The health insurance industry has had its fair share of ups and downs since the implementation of the Affordable Care Act--especially as of late, with Republicans attempting to dismantle the ACA with various lawsuits.
Depsite the disruption, and despite overall spending of $2.9 trillion last year, the rate of growth in healthcare spending is at its lowest rate in 50 years.
What's caused this significant transformation? Fortune highlighted three trends that have helped the industry reduce spending growth.
Shift to a retail-focused industry
Over the past few years, the health insurance industry has adopted a more consumer-oriented mindset. Now, it is a true retail industry, noted Fortune. A number of factors contribute to this recent shift. Both public and private exchanges offer plenty of options for consumers. More consumers means an increase in competition among the exchanges, which forces insurers to focus on quality and price in order to snag customers.

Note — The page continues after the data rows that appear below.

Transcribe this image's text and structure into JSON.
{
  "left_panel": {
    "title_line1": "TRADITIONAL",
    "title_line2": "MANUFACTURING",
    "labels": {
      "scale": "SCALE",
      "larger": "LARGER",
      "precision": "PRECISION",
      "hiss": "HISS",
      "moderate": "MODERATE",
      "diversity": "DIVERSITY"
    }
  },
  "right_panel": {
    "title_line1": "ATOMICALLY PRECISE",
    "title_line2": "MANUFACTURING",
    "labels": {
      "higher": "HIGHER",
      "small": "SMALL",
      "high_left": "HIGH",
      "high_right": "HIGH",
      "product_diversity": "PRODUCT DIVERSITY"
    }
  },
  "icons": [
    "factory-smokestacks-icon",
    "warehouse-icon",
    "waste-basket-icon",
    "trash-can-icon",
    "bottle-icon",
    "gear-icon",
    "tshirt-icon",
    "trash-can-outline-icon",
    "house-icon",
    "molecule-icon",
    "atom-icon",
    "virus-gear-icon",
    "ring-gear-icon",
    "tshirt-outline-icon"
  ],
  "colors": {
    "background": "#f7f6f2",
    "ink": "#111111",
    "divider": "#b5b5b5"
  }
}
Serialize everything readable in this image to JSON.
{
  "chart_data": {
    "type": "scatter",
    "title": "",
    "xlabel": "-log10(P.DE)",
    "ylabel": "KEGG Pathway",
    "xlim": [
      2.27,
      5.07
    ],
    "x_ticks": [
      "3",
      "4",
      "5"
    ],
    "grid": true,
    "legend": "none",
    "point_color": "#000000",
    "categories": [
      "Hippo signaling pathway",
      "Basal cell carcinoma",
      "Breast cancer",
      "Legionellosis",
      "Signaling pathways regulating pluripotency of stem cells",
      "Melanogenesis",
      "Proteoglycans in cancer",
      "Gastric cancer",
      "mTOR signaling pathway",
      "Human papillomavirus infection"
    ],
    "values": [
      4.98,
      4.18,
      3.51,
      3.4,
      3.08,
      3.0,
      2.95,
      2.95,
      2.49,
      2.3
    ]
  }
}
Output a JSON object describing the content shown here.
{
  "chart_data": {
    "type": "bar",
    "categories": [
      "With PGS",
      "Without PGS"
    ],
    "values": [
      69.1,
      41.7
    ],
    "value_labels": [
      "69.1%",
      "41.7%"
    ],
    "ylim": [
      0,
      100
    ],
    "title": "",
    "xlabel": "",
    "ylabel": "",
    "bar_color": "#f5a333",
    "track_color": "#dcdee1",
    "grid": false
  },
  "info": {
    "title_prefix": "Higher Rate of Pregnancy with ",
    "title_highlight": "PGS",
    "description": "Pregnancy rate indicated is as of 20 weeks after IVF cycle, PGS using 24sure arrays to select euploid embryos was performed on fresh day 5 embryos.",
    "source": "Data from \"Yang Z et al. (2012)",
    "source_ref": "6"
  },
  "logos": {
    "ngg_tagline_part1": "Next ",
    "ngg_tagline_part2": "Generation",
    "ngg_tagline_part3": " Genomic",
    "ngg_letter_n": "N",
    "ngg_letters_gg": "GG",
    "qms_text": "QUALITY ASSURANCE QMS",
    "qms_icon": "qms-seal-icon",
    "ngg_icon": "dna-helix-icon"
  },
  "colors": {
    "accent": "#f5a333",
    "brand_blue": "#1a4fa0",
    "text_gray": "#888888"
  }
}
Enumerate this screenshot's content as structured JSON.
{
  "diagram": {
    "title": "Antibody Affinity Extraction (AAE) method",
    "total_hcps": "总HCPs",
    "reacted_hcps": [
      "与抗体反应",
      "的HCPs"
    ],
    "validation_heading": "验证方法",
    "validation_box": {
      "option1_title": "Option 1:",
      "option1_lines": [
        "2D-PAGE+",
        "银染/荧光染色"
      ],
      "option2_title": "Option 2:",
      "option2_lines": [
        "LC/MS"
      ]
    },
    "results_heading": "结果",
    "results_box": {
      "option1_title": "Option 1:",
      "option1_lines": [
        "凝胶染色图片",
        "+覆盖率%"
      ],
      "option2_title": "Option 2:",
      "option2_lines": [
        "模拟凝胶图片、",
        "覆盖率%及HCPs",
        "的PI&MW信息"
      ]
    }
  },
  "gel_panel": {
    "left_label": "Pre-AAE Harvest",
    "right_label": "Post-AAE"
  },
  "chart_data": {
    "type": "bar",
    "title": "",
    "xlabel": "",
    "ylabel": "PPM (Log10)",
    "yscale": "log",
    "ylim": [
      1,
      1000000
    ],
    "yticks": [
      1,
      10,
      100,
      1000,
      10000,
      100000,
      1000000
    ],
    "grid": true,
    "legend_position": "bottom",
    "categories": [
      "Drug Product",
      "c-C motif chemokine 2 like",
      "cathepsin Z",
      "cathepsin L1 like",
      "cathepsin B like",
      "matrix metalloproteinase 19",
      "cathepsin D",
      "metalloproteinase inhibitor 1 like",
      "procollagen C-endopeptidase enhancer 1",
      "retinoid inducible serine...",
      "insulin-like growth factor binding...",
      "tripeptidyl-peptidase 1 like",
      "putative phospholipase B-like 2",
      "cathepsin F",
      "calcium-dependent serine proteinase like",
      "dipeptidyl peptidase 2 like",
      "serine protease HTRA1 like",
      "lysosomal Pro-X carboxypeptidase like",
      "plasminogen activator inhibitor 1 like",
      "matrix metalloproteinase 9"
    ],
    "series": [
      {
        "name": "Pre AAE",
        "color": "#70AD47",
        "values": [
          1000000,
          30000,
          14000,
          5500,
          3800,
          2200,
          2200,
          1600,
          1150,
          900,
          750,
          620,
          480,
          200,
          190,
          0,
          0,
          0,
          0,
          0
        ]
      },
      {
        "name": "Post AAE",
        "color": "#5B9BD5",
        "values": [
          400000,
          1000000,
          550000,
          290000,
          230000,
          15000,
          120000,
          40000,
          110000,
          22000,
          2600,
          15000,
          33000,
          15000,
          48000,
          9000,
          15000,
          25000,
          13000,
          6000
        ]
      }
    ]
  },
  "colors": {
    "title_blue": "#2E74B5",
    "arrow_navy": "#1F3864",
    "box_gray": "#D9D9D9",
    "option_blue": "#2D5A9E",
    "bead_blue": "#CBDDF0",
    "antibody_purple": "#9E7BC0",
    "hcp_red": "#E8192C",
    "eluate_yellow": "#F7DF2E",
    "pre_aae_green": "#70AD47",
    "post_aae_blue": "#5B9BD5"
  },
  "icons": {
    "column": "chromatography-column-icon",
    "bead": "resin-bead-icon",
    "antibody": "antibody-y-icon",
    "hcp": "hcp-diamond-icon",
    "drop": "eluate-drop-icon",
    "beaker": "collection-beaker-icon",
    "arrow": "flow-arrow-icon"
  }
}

Employer-sponsored plans continue to be a controversial provision of the ACA--earlier this month, Republicans on Capitol Hill announced plans to chip away at the employer mandate by redefining the full-time work week as 40 hours. Many groups support this move. At the same time, employers continue to provide their employees with health insurance, and to push for more innovative high-quality, low-cost coverage.
Quality over quantity
As of late, healthcare as a whole is shifting from the traditional fee-for-service model to pay-for-performance methods. This forces insurers to focus on their patient populations. For instance, 40 percent of insurers' reimbursements to providers are for value-based care that improves quality and reduces waste. As insurers and providers both change their payment methods and overall outlooks, the consumers are the ones who ultimately benefit, noted Fortune.